Servidores decretam estado de greve e pressionam Prefeitura em PG

Servidores municipais de Ponta Grossa decretaram estado de greve a partir desta quinta-feira (16), após assembleia com mais de 300 participantes, em meio ao impasse com a Prefeitura sobre reajuste salarial e vale-alimentação.

RESUMO
Categoria pode iniciar greve geral das atividades ainda em abril.

  • Estado de greve começa nesta quinta-feira (16)
  • Greve geral pode iniciar no dia 27, caso não houver acordo
  • Sindicato cobra diálogo direto com a prefeita

Assembleia define estado de greve

Servidores municipais de Ponta Grossa decidiram, por unanimidade, em assembleia realizada nesta quarta-feira (15), decretar estado de greve a partir desta quinta-feira (16). A decisão foi tomada com a participação de mais de 300 trabalhadores, em conjunto com o Sindicato dos Servidores Públicos Municipais (SindServ).

A medida ocorre em meio ao impasse com a Prefeitura nas negociações da data-base de 2026, que envolvem reajuste salarial e aumento no vale-alimentação.

Apesar da decisão, a paralisação total dos serviços ainda não foi confirmada. Segundo o sindicato, a greve geral só será deflagrada caso não haja resposta da prefeita Elizabeth Schmidt até o próximo dia 20.
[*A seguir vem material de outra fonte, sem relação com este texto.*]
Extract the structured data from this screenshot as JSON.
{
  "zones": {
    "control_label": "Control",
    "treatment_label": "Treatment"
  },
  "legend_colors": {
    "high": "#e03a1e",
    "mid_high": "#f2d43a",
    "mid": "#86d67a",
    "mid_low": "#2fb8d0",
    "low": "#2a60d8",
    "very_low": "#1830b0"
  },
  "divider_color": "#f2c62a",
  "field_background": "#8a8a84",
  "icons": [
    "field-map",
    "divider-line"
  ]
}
Greve depende de exigências legais

Durante a assembleia, o SindServ explicou que a decretação imediata de greve geral não é possível devido às exigências da Lei nº 7.783/1989, conhecida como Lei de Greve.

A legislação prevê a necessidade de tentativa prévia de negociação e a comunicação com antecedência mínima de 48 horas — ou 72 horas, no caso de serviços essenciais — antes da paralisação.

Segundo o sindicato, o estado de greve funciona como uma forma de pressão institucional para abertura de diálogo com o Executivo.

Possível paralisação a partir de 27 de abril

Caso não haja avanço nas negociações, o sindicato já indicou a oficialização da greve para o dia 22 de abril e paralisação geral dos serviços públicos a partir das 8h do dia 27 de abril.

O presidente do SindServ, Luiz Eduardo Pleis, afirmou que a categoria espera apoio da população diante do cenário de insatisfação.

“Promessas foram feitas na campanha e até o momento o servidor não conseguiu efetivar nessa última gestão da prefeita Elizabeth uma valorização real dos trabalhadores naquilo que eles fazem do dia a dia em prol da população.”

Ele também reforçou o indicativo de greve:

“Caso a prefeitura não abra o diálogo com os trabalhadores nos próximos dias, a partir do dia 27 de abril, nós estamos indicando a greve propriamente dita no município como um todo, com a paralisação dos serviços.”

Servidores apontam falta de diálogo

Na assembleia, servidores também relataram insatisfação com a condução das negociações. A professora Daiane Horst Nunes Bueno afirmou que a categoria não vê alternativa diante da ausência de retorno do governo municipal.

“Nós estamos saindo tristes daqui porque a culpa dessa greve não é nossa, a gente tá cobrando o nosso direito. O serviço público não iria precisar parar, desde que fosse feito o que é certo e o que é correto.”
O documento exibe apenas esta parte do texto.